DENVER (KDVR) — Thousands of Colorado state workers are now being told to get vaccinated for COVID-19 or find a new job.
Most staff members with Colorado’s Departments of Corrections, Human Services and Public Health and Environment will now be required to receive the vaccine or face termination, according to a mandate released Tuesday.
The decision focuses primarily on staff members working in congregate settings or with vulnerable populations — like prisons — hoping to curb the spread of the delta variant.
Vaccination rates among corrections workers ‘not good enough’
Statewide, 66% of Coloradans are now fully vaccinated, yet only 58% of Colorado Department of Corrections staff members have received the vaccine.

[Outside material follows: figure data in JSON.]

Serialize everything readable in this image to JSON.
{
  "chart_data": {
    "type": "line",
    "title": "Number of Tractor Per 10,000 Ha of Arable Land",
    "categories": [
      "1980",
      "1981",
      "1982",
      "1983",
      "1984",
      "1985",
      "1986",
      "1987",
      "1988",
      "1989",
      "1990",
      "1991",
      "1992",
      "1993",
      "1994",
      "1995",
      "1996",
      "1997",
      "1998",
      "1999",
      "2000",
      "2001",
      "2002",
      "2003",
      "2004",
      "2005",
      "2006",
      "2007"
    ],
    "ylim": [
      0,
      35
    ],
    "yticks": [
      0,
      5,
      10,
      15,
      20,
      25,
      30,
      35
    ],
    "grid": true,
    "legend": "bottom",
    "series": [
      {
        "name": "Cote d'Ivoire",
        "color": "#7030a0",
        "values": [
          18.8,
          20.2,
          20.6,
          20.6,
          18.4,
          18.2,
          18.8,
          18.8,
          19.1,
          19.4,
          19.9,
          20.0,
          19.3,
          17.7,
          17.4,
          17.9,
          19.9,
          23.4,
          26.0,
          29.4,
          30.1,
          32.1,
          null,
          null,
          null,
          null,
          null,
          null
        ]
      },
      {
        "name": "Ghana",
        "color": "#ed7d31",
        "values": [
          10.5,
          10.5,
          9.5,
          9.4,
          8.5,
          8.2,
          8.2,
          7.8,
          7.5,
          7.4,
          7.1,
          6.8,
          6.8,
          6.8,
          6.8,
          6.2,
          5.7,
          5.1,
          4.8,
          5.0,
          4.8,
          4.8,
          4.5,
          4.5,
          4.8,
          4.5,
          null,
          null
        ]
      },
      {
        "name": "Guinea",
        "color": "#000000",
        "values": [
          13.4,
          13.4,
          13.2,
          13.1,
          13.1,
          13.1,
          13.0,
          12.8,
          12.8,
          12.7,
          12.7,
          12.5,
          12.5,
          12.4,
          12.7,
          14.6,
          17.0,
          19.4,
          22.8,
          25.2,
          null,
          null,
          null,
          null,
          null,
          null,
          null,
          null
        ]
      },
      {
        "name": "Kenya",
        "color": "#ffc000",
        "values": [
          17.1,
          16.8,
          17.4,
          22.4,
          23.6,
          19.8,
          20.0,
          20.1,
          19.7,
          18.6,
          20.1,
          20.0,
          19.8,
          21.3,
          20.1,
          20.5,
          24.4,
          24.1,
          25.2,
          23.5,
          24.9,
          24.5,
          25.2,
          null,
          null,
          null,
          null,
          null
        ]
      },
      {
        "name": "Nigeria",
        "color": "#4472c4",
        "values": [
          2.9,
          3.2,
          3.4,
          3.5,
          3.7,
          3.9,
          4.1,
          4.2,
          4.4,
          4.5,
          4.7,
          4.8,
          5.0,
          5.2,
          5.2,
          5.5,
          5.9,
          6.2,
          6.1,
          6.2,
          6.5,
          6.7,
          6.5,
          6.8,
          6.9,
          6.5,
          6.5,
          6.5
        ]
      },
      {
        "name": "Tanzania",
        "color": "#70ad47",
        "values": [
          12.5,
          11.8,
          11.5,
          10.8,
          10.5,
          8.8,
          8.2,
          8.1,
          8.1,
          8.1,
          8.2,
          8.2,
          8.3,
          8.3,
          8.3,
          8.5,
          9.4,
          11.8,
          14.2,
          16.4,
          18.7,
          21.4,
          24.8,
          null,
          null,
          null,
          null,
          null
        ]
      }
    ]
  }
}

“That’s just, quite frankly, not good enough,” DOC Executive Director Dean Williams said.
Williams said the congregate nature of state prisons has made them a hotbed for COVID-19 transmission, both among inmates and among staff.
To date, 29 inmates have died from COVID-19 inside a state facility, according to a corrections department spokesperson.
“People who live there, we have a duty to protect them as best we can,” Williams said. “We know that vaccinated staff are just profoundly less risky in terms of being responsible for an outbreak.”
‘This is a mandate’
Williams does anticipate some pushback, but he said the decision is final.
“We’re not issuing the directive as a suggestion,” he said. “This is a mandate.”
The corrections department has been struggling to fill jobs in recent months, and Williams admits there is some concern this could reduce an already depleted workforce.
“We’ve made this decision with eyes wide open, and we realize that some people will love this decision, and some people won’t,” he said. “I don’t want to lose staff because of this decision, but this really is a case of the lesser of two evils.”
Colorado’s corrections workers will have until the end of September to receive their first dose and until the end of October to be fully vaccinated.